A Playlist de Agosto mostra que não há épocas baixas em música. Boygenius, Cloud Nothings, Tomberlin, Interpol e Mitski são a flor de um talento abundante, que nos fez batotar e estender o limite, numa engorda de que já não faremos dieta.

Agosto costuma ser o pesadelo do jornalismo, com meio mundo a ir de férias. Mas o descanso de uns é a labuta de outros. Os festivais engrossam para oferecer aos veraneantes alguns dos seus melhores momentos e um dos pontos altos do Estio da MHD foi, sem dúvida, o Vodafone Paredes de Coura, onde vimos alguns dos melhores concertos do ano. Esta abundância de grande música ao vivo quase ofuscou a riqueza da música de estúdio que veio à luz do dia neste mês de praia e palcos. Para os que estavam a apanhar sol ou a dançar nas arenas, aqui está a Playlist de Agosto para se porem a par do que vos escapou.

Playlist de Agosto | Os singles

Playlist de Agosto - Boygenius
Phoebe Bridgers, Julien Baker e Lucy Dacus são Boygenius (© Lera Pentelute)

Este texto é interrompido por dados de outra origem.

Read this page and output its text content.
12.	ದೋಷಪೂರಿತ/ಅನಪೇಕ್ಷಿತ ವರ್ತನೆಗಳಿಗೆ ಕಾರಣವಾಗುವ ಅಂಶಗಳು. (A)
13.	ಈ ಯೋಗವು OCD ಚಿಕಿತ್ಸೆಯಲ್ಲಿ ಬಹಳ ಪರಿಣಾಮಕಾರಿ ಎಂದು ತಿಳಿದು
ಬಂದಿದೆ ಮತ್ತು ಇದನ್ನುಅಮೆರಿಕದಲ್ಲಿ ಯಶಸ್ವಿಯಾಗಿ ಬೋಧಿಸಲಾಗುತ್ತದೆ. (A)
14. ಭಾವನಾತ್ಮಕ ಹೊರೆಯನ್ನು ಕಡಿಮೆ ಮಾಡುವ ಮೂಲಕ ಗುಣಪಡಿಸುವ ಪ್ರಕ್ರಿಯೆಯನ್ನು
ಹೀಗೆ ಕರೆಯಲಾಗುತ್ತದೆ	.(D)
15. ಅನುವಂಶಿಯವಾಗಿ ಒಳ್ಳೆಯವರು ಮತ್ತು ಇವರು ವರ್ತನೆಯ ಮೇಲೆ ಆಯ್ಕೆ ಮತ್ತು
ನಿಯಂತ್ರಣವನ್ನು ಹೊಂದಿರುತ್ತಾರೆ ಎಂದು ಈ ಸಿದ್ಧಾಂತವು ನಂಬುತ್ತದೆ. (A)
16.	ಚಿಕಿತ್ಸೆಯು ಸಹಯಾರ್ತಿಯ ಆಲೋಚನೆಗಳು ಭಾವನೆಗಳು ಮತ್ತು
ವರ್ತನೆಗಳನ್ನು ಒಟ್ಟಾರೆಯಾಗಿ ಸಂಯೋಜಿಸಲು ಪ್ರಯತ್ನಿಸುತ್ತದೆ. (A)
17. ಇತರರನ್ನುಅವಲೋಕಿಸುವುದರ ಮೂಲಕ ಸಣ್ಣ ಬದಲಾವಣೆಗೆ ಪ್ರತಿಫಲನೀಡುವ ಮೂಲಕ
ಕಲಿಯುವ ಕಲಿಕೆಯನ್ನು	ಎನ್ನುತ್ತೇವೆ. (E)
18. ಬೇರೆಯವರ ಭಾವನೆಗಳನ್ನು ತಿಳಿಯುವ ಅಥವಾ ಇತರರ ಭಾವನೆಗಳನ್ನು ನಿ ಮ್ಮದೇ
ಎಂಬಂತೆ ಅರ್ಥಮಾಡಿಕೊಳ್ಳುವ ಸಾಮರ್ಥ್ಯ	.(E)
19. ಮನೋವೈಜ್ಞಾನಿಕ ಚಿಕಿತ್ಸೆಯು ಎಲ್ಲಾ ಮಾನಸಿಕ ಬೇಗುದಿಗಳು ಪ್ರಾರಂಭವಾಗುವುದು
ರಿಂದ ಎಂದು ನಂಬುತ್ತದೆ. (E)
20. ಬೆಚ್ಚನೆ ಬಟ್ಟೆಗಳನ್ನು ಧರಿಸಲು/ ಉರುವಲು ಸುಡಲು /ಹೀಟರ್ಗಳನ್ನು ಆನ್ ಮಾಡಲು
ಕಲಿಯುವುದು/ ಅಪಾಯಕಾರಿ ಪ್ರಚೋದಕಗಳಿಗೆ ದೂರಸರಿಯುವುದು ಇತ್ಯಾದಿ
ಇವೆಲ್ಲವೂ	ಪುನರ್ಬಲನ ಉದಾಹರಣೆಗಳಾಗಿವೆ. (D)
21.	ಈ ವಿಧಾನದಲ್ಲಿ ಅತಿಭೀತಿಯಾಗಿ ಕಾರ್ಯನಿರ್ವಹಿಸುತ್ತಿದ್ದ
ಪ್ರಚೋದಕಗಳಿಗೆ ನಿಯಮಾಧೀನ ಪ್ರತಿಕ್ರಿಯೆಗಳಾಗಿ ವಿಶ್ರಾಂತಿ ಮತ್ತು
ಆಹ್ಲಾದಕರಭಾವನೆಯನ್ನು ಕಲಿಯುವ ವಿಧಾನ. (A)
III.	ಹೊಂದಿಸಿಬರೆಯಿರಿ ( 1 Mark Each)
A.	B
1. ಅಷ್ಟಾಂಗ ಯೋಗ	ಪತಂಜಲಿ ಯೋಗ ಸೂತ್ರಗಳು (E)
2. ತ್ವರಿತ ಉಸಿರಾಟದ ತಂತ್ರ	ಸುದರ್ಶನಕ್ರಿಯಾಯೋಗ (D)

A estreia de Boygenius é um dos acontecimentos marcantes do mês, que não podíamos, por isso, deixar de assinalar na Playlist de Agosto. Esta colaboração, a que já aludíramos, entre Phoebe Bridgers, Julien Baker e Lucy Dacus junta três das mais promissoras cantautoras do indie rock actual. Os álbuns Stranger In The Alps e Turn Out The Lights integraram, o ano passado, várias listas de melhores álbuns e o mesmo deverá acontecer este ano com Historian, o segundo longa-duração de Lucy Dacus, que a projectou para a ribalta e já consta das listas provisórias de várias publicações, a nossa inclusive. Da vizinhança de sensibilidades artísticas, mútua admiração e encontros acidentais nasceu uma amizade que acabou por se concretizar numa digressão a realizar conjuntamente e num “super-grupo” intitulado Boygenius. Deste projecto resultará um EP homónimo, que será lançado a 9 de Novembro pela Matador, discográfica de cujo catálogo já fazem parte Julien Baker e Lucy Dacus.

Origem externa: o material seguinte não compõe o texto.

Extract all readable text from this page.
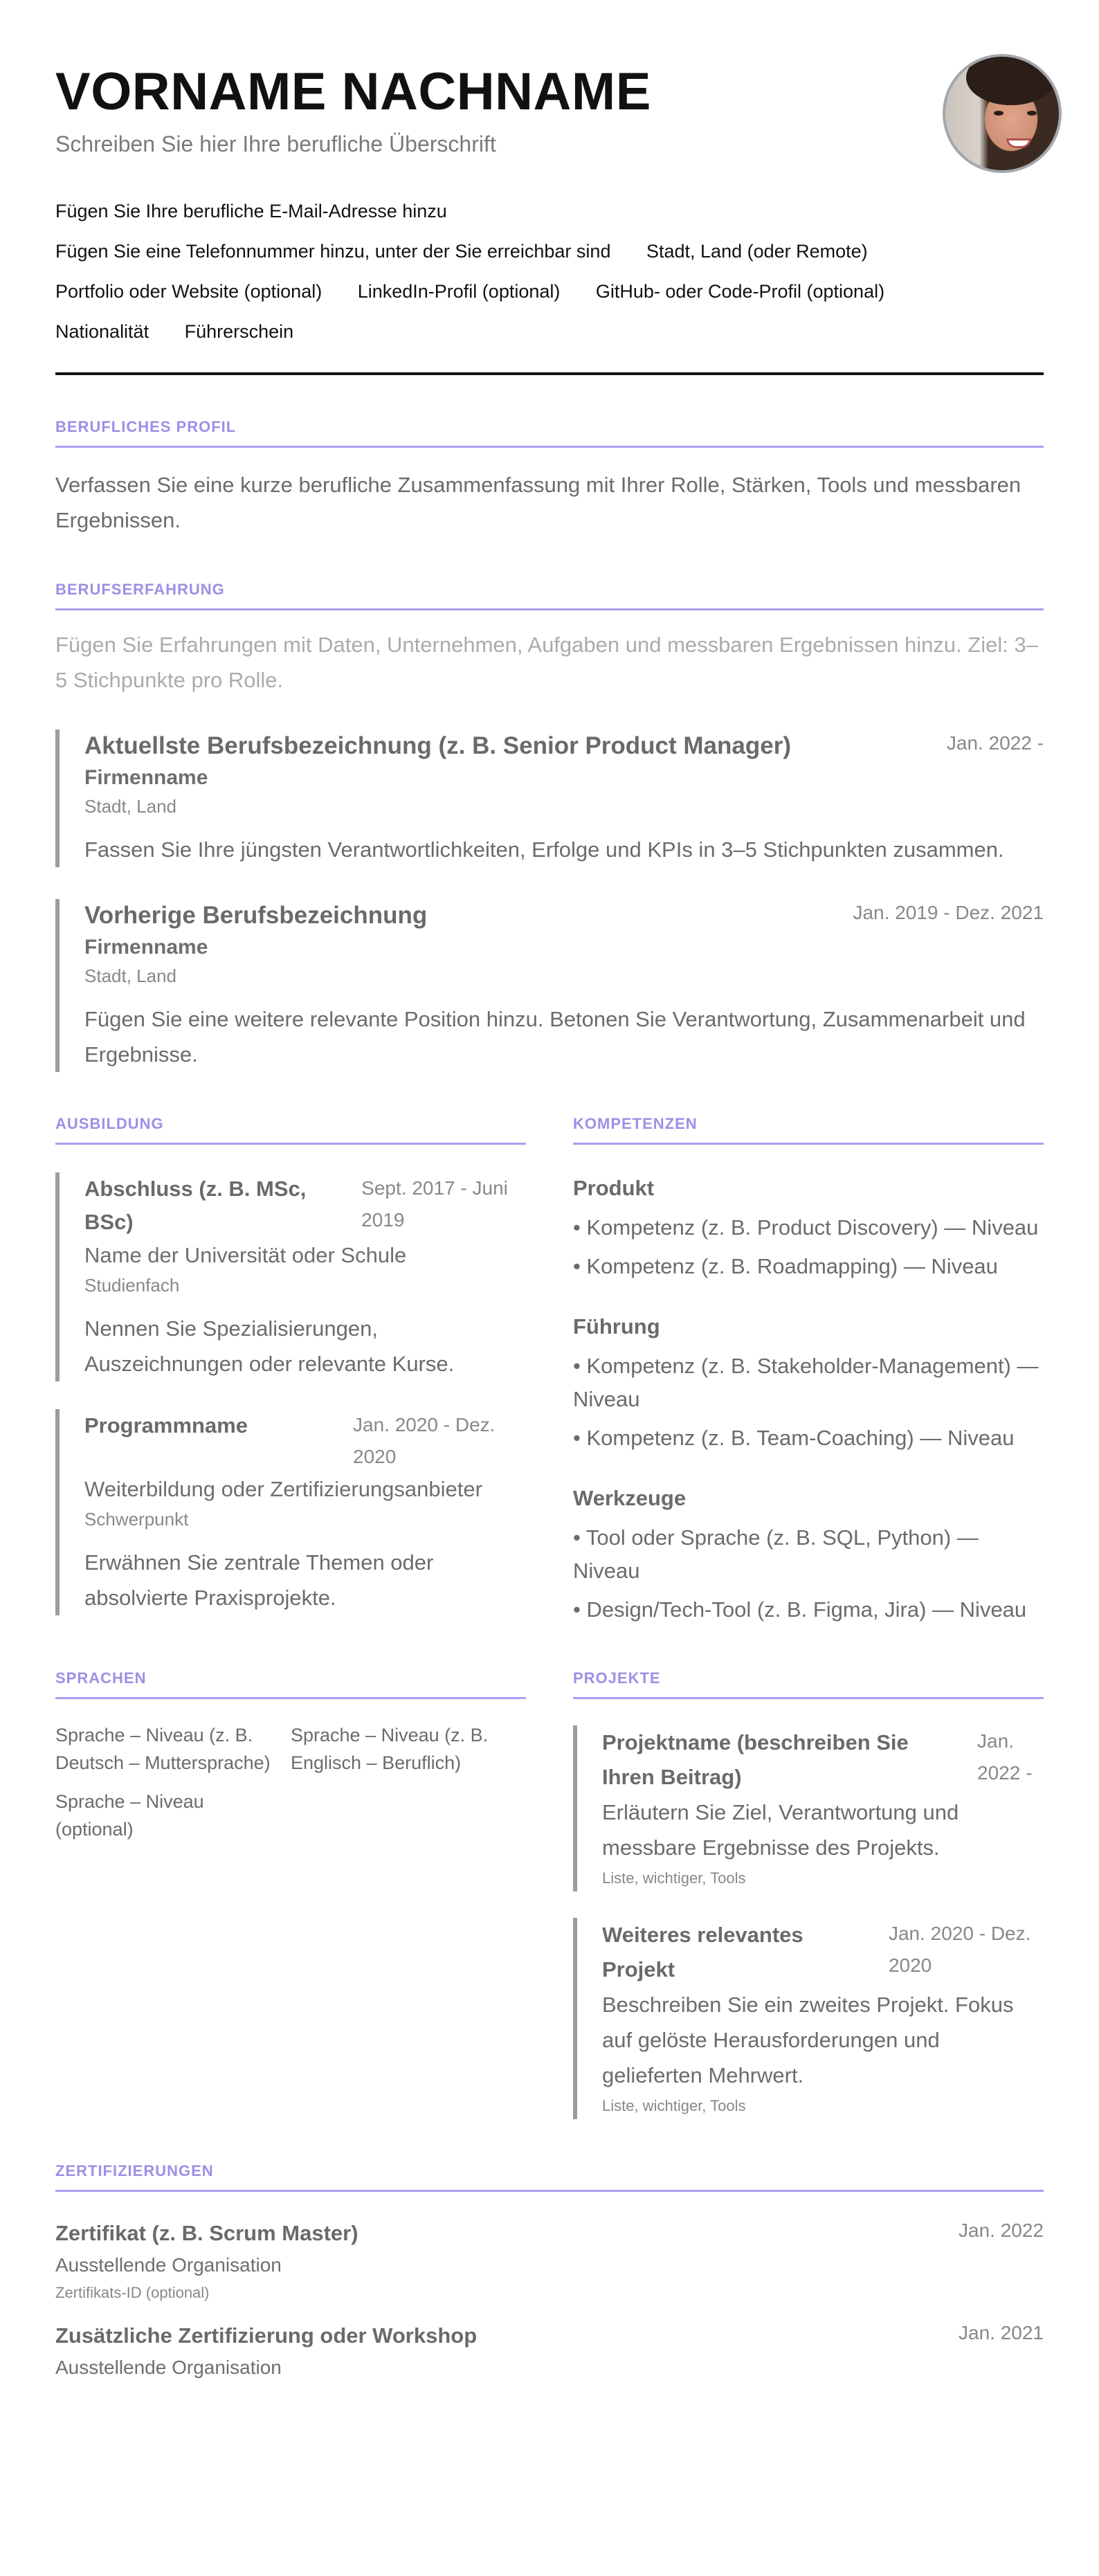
VORNAME NACHNAME
Schreiben Sie hier Ihre berufliche Überschrift
Fügen Sie Ihre berufliche E-Mail-Adresse hinzu
Fügen Sie eine Telefonnummer hinzu, unter der Sie erreichbar sind Stadt, Land (oder Remote)
Portfolio oder Website (optional) LinkedIn-Profil (optional) GitHub- oder Code-Profil (optional)
Nationalität Führerschein
BERUFLICHES PROFIL
Verfassen Sie eine kurze berufliche Zusammenfassung mit Ihrer Rolle, Stärken, Tools und messbaren Ergebnissen.
BERUFSERFAHRUNG
Fügen Sie Erfahrungen mit Daten, Unternehmen, Aufgaben und messbaren Ergebnissen hinzu. Ziel: 3–5 Stichpunkte pro Rolle.
Aktuellste Berufsbezeichnung (z. B. Senior Product Manager)	Jan. 2022 -
Firmenname
Stadt, Land
Fassen Sie Ihre jüngsten Verantwortlichkeiten, Erfolge und KPIs in 3–5 Stichpunkten zusammen.
Vorherige Berufsbezeichnung	Jan. 2019 - Dez. 2021
Firmenname
Stadt, Land
Fügen Sie eine weitere relevante Position hinzu. Betonen Sie Verantwortung, Zusammenarbeit und Ergebnisse.
AUSBILDUNG
Abschluss (z. B. MSc, BSc)
Sept. 2017 - Juni 2019
Name der Universität oder Schule
Studienfach
Nennen Sie Spezialisierungen, Auszeichnungen oder relevante Kurse.
Programmname	Jan. 2020 - Dez. 2020
Weiterbildung oder Zertifizierungsanbieter
Schwerpunkt
Erwähnen Sie zentrale Themen oder absolvierte Praxisprojekte.
KOMPETENZEN
Produkt
• Kompetenz (z. B. Product Discovery) — Niveau
• Kompetenz (z. B. Roadmapping) — Niveau
Führung
• Kompetenz (z. B. Stakeholder-Management) — Niveau
• Kompetenz (z. B. Team-Coaching) — Niveau
Werkzeuge
• Tool oder Sprache (z. B. SQL, Python) — Niveau
• Design/Tech-Tool (z. B. Figma, Jira) — Niveau
SPRACHEN
Sprache – Niveau (z. B. Deutsch – Muttersprache)
Sprache – Niveau (z. B. Englisch – Beruflich)
Sprache – Niveau (optional)
PROJEKTE
Projektname (beschreiben Sie Ihren Beitrag)
Jan. 2022 -
Erläutern Sie Ziel, Verantwortung und messbare Ergebnisse des Projekts.
Liste, wichtiger, Tools
Weiteres relevantes Projekt
Jan. 2020 - Dez. 2020
Beschreiben Sie ein zweites Projekt. Fokus auf gelöste Herausforderungen und gelieferten Mehrwert.
Liste, wichtiger, Tools
ZERTIFIZIERUNGEN
Zertifikat (z. B. Scrum Master)
Ausstellende Organisation
Zertifikats-ID (optional)
Jan. 2022
Zusätzliche Zertifizierung oder Workshop
Ausstellende Organisation
Jan. 2021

O anúncio foi acompanhado pela divulgação de um triunvirato de canções, “Bite the Hand”, “Me & My Dog” e “Stay Down”, que reflectem bem o método de trabalho adoptado. Para os ensaios cada uma das três compositoras trouxe uma canção já estruturada e uma ideia. Embora as seis canções que deram origem a Boygenius tenham sido arranjadas e finalizadas em conjunto, transparece em cada uma delas a autoria original. Numa composição realmente colectiva, permanecem intactas as especificidades das várias artistas mas num todo muito distinto do trabalho pessoal de cada uma delas. O tema que abre o EP, “Bite The Hand”, acusa a estrutura de silêncio-ruído típica de Lucy Dacus, com o seu contralto a transmitir opacamente a força sentimental que a letra verbaliza, mas a emotiva voz de soprano de Julien Baker, ao entrar no refrão, transmuta subtilmente a identidade da canção, retirando-a da órbita de Historian e mostrando que Boygenius consiste numa soma maior que as suas partes.

Playlist de Agosto - Cloud Nothings
Cloud Nothings

No dia 13 deste mês, os Cloud Nothings anunciaram um novo álbum. Last Building Burning será lançado em Outubro pela Carpark e constitui o quinto longa-duração da banda americana de Cleveland, Ohio, seguindo-se a Life Without Sound, saído o ano passado e incluído em várias listas de melhores do ano. A dar crédito às palavras do líder dos Cloud Nothings, Dylan Baldi, este novo álbum assinalará o regresso à sonoridade mais agressiva de discos como Attack On Memory (2012) e Here And Nowhere Else (2014), que catapultaram o quarteto para os palcos internacionais:

Ando de momento obcecado pela ideia de energia. Foi assim que pensei neste disco: sete breves, e uma longa, explosões de intenso, controlado caos. Queria que isso passasse de uma maneira que pudesse ser de facto sentida. (Dylan Baldi)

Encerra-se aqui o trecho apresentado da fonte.